Buddhist Vegetarian Cuisine
Getting your online culinary arts certificate gives you the confidence to see the world, try different types of food and experience new cultures first hand. One little-known fact is that individuals who follow a Buddhist way of life enjoy a diverse culinary scene. This is primarily due to the widespread Buddhist practice of vegetarianism and veganism. Originally developed in monasteries throughout India, China, Southeast Asia and Japan, the cuisine has evolved to include modern flavors prepared by contemporary cooking techniques.
For centuries, various Buddhist traditions in China, Vietnam and Korea abstained from eating meat due to the belief that all animals contain the Seed of Life or Great Seed of Compassion. Some traditions even go so far as to protect the seed of life in plants and vegetation. These very strict dietary rules prevent Buddhists from consuming root vegetables like potatoes, onions, carrots, ginger and garlic.
Because Buddhism exists in the majority of Asian countries, one of the staples of Buddhist cuisine is rice. In the mornings, rice is eaten in the form of congee, or porridge. Noodles and other grains are not a part of their dietary restrictions. Although not strictly vegan or vegetarian, eating in moderation is considered to be in accordance with Buddhist teachings. Vegetables not of the root variety are widely consumed and are usually prepared in some sort of broth or stew.

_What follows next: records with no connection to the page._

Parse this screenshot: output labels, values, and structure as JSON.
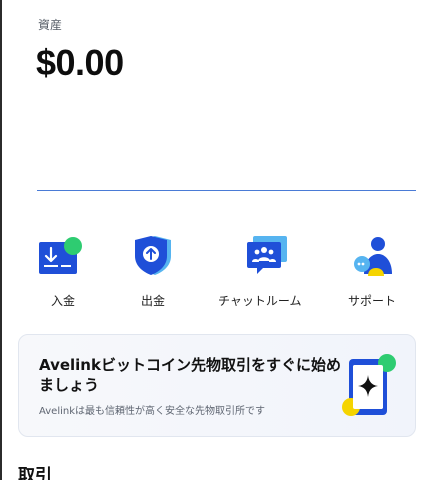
{
  "asset": {
    "label": "資産",
    "value": "$0.00"
  },
  "actions": [
    {
      "label": "入金",
      "icon": "deposit-icon"
    },
    {
      "label": "出金",
      "icon": "withdraw-shield-icon"
    },
    {
      "label": "チャットルーム",
      "icon": "chat-room-icon"
    },
    {
      "label": "サポート",
      "icon": "support-icon"
    }
  ],
  "banner": {
    "title": "Avelinkビットコイン先物取引をすぐに始めましょう",
    "subtitle": "Avelinkは最も信頼性が高く安全な先物取引所です",
    "icon": "sparkle-phone-icon"
  },
  "section": {
    "title": "取引"
  },
  "colors": {
    "primary_blue": "#1f4fd8",
    "light_blue": "#56b4f0",
    "green": "#2ecc71",
    "yellow": "#f5d400",
    "divider": "#4a7bd6"
  }
}
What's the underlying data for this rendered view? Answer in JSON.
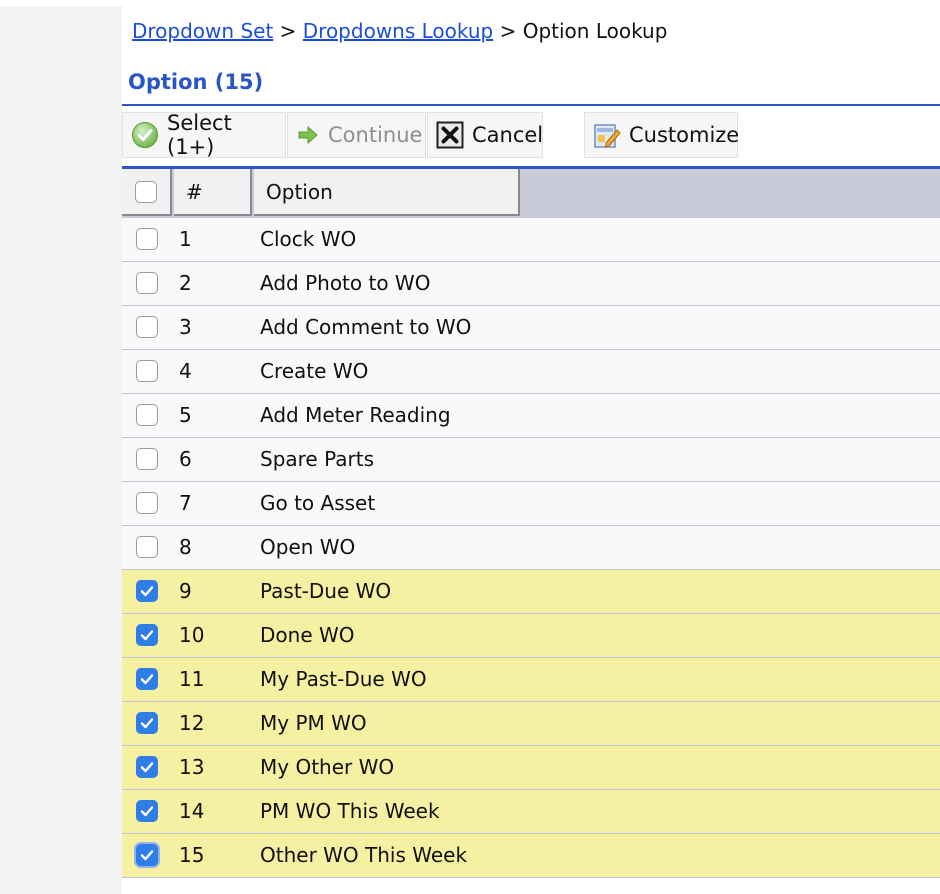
{
  "breadcrumb": {
    "items": [
      {
        "label": "Dropdown Set",
        "link": true
      },
      {
        "label": "Dropdowns Lookup",
        "link": true
      },
      {
        "label": "Option Lookup",
        "link": false
      }
    ],
    "separator": ">"
  },
  "page": {
    "title": "Option (15)"
  },
  "toolbar": {
    "select_label": "Select (1+)",
    "continue_label": "Continue",
    "cancel_label": "Cancel",
    "customize_label": "Customize"
  },
  "table": {
    "headers": {
      "number": "#",
      "option": "Option"
    },
    "rows": [
      {
        "num": "1",
        "option": "Clock WO",
        "checked": false
      },
      {
        "num": "2",
        "option": "Add Photo to WO",
        "checked": false
      },
      {
        "num": "3",
        "option": "Add Comment to WO",
        "checked": false
      },
      {
        "num": "4",
        "option": "Create WO",
        "checked": false
      },
      {
        "num": "5",
        "option": "Add Meter Reading",
        "checked": false
      },
      {
        "num": "6",
        "option": "Spare Parts",
        "checked": false
      },
      {
        "num": "7",
        "option": "Go to Asset",
        "checked": false
      },
      {
        "num": "8",
        "option": "Open WO",
        "checked": false
      },
      {
        "num": "9",
        "option": "Past-Due WO",
        "checked": true
      },
      {
        "num": "10",
        "option": "Done WO",
        "checked": true
      },
      {
        "num": "11",
        "option": "My Past-Due WO",
        "checked": true
      },
      {
        "num": "12",
        "option": "My PM WO",
        "checked": true
      },
      {
        "num": "13",
        "option": "My Other WO",
        "checked": true
      },
      {
        "num": "14",
        "option": "PM WO This Week",
        "checked": true
      },
      {
        "num": "15",
        "option": "Other WO This Week",
        "checked": true
      }
    ]
  },
  "colors": {
    "link": "#1b4fd6",
    "title": "#2a55c4",
    "accent_rule": "#2c55c9",
    "selected_row": "#f5f0a2",
    "checkbox_checked": "#2f7de6"
  },
  "icons": {
    "select": "green-check-circle-icon",
    "continue": "green-arrow-right-icon",
    "cancel": "x-box-icon",
    "customize": "pencil-document-icon"
  }
}
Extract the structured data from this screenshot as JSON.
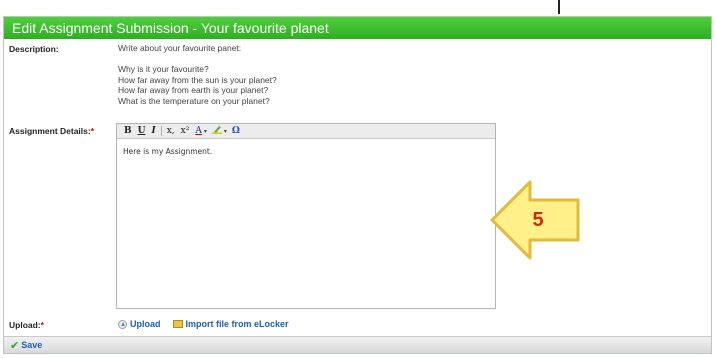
{
  "dialog": {
    "title": "Edit Assignment Submission - Your favourite planet"
  },
  "description": {
    "label": "Description:",
    "lines": [
      "Write about your favourite panet:",
      "Why is it your favourite?",
      "How far away from the sun is your planet?",
      "How far away from earth is your planet?",
      "What is the temperature on your planet?"
    ]
  },
  "assignment_details": {
    "label": "Assignment Details:",
    "required_mark": "*",
    "content": "Here is my Assignment.",
    "toolbar": {
      "bold": "B",
      "underline": "U",
      "italic": "I",
      "subscript": "x,",
      "superscript": "x²",
      "font_color": "A",
      "dropdown": "▾",
      "special_char": "Ω"
    }
  },
  "upload": {
    "label": "Upload:",
    "required_mark": "*",
    "upload_link": "Upload",
    "import_link": "Import file from eLocker"
  },
  "footer": {
    "save_label": "Save"
  },
  "callout": {
    "number": "5",
    "colors": {
      "fill": "#fff08a",
      "stroke": "#e5b93c",
      "text": "#c82e0c"
    }
  },
  "colors": {
    "title_bar": "#3cbf2e",
    "link": "#1d5fb4",
    "required": "#d00000"
  }
}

As one might imagine, seasoning plays a large part in Buddhist cuisine. The types of seasoning used in everyday dishes depend on the region. In Japan, Buddhist monks use soy sauce and dashi. In Southeast Asia, curry is favored as the primary addition to food.
Modern Buddhist Cuisine
Shojin ryori is a Japanese style of cooking that is strictly vegetarian. No meat, fish or eggs are involved in any dish. To make a vegetarian shojin ryori dish, you have to prepare the stock, rice and sauce. In order to make the stock, buy either umami, konbu or shittake. Prepare your rice in the usual rice cooker fashion. If you don’t have a rice cooker, you’ll have to boil a few cups in a pot.
Finally, prepare the sauce. Different sauces bring out surprising features in your shojin ryori dish. Nihaizu is one part rice vinegar and one part shoyu. Sanbaizu sauce is one part rice vinegar, one part shoyu and a bit of sugar.